Despite initially refusing to furnish the items, Capitol ultimately gave ABKCO clean promotional records of the Beatles and their solo projects—including The Concert for Bangladesh, despite the fact that five dollars from each copy sold was meant to go to UNICEF. Thomas Engel, the former assistant U.S. attorney who ultimately prosecuted Klein, recalled that the IRS heard that Bennett had been selling Beatles records to distributors out of the trunk of his car—for cash, at least at first. It became considerably easier to bring a case when agents discovered Bennett had let a Long Island wholesaler pay for the records by writing a check to a nonexistent corporation so the buyer could declare the cost of the clandestine sale a business expense. Engel, who was unsure whether the IRS had always intended to target Klein, said he was eager to trade up. “Bennett was a little guy,” he said, “and Klein was not.”

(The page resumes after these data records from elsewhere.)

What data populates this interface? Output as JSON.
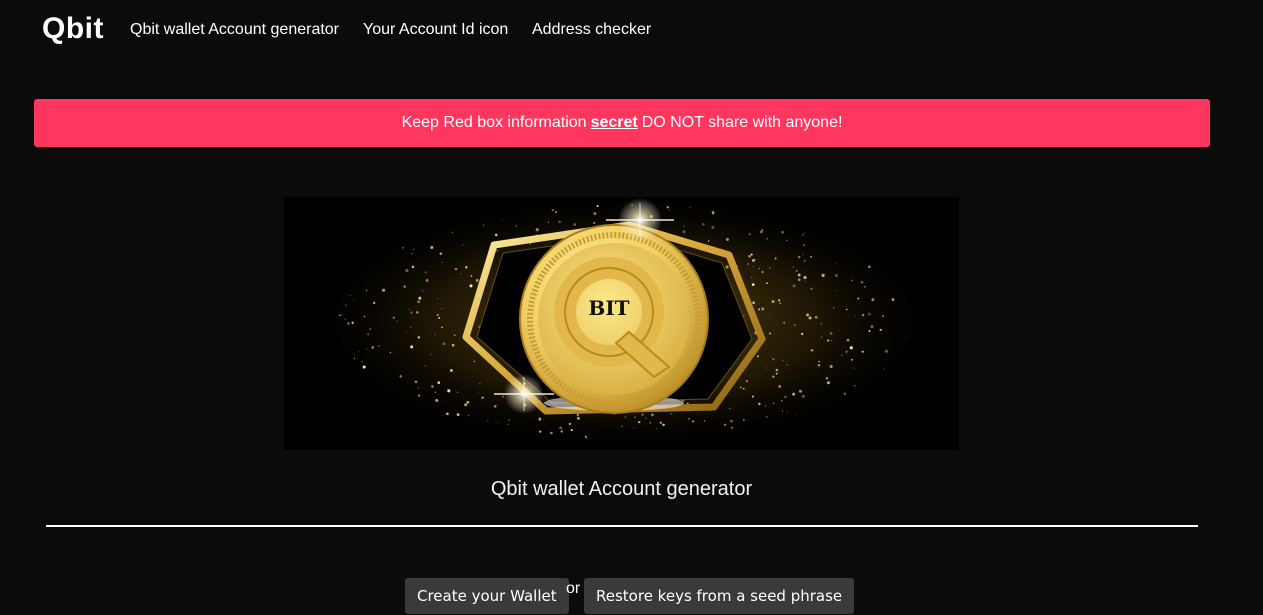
{
  "nav": {
    "brand": "Qbit",
    "links": [
      "Qbit wallet Account generator",
      "Your Account Id icon",
      "Address checker"
    ]
  },
  "alert": {
    "prefix": "Keep Red box information",
    "emphasis": "secret",
    "suffix": "DO NOT share with anyone!",
    "color": "#ff375f"
  },
  "banner": {
    "coin_text": "BIT",
    "coin_letter": "Q"
  },
  "main": {
    "title": "Qbit wallet Account generator",
    "create_button": "Create your Wallet",
    "or_text": "or",
    "restore_button": "Restore keys from a seed phrase"
  },
  "colors": {
    "background": "#0b0b0b",
    "gold": "#e8c655",
    "button": "#3a3a3a"
  }
}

Though the IRS sent agents to ABKCO to investigate, Klein wasn’t worried. He was preoccupied with making a film he expected would be his big commercial breakthrough as a producer, an Aristotle Onassis and Jacqueline Kennedy–based roman à clef entitled The Greek Tycoon. Initially, the project had belonged to Klein’s friend Laurence Myers and Nico Mastorakis, a producer of soft-core porn films who had conceived the idea and pitched it to Anthony Quinn. When Klein, in search of projects to make in partnership with the respected American producer Ely Landau, learned Quinn had committed to playing Onassis and that the female lead was Jacqueline Bisset, he was eager to be involved. Myers, his affection for Klein notwithstanding, knew what that meant: Allen would take over his project and he’d be reduced to an associate producer. Myers politely declined. But after spending seventy-five thousand pounds he didn’t have on a shipping-tycoon-size yacht party at Cannes that successfully drummed up interest among American studios, Myers had no money for a screenplay or a director. K
lein bailed him out, and he and Landau became the producers.

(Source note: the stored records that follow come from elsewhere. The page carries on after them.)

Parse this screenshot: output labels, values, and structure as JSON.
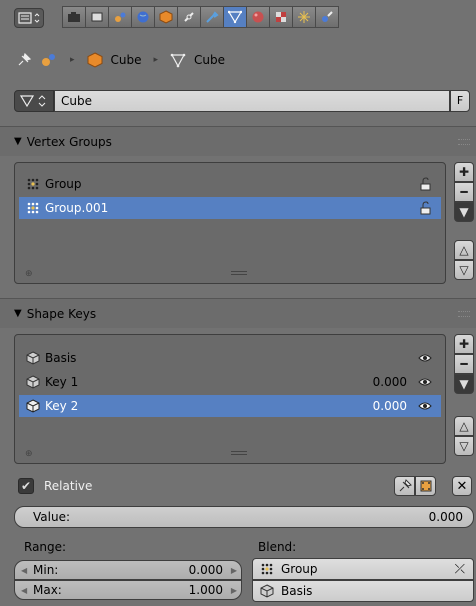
{
  "breadcrumb": {
    "object_name": "Cube",
    "data_name": "Cube"
  },
  "id_block": {
    "name": "Cube",
    "fake_user": "F"
  },
  "vertex_groups": {
    "title": "Vertex Groups",
    "items": [
      {
        "label": "Group",
        "selected": false
      },
      {
        "label": "Group.001",
        "selected": true
      }
    ]
  },
  "shape_keys": {
    "title": "Shape Keys",
    "items": [
      {
        "label": "Basis",
        "value": "",
        "selected": false
      },
      {
        "label": "Key 1",
        "value": "0.000",
        "selected": false
      },
      {
        "label": "Key 2",
        "value": "0.000",
        "selected": true
      }
    ],
    "relative_label": "Relative",
    "value_label": "Value:",
    "value": "0.000",
    "range_label": "Range:",
    "min_label": "Min:",
    "min_value": "0.000",
    "max_label": "Max:",
    "max_value": "1.000",
    "blend_label": "Blend:",
    "blend_group": "Group",
    "blend_basis": "Basis"
  },
  "colors": {
    "selection": "#5680c2",
    "panel_bg": "#727272"
  }
}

With filming in Greece, England, and the United States, Klein reveled in the role, whether he was taking private jets around Europe and the Mediterranean, overseeing the production, or playing chess on the set with Quinn. When they needed a Rolls-Royce for a scene, Klein didn’t want to rent one and instead insisted on using the white Rolls he’d bought from John Lennon and kept in London. He had his English driver, Alf Weaver, bring it to Greece.* Klein might have enjoyed his role as producer, but he was also taking a substantial risk: he had guaranteed the film’s seven-million-dollar budget—almost certainly more money than he really had—without the backing of a studio. Eventually a deal was made with Universal, one that reserved control over the film’s final cut for Klein.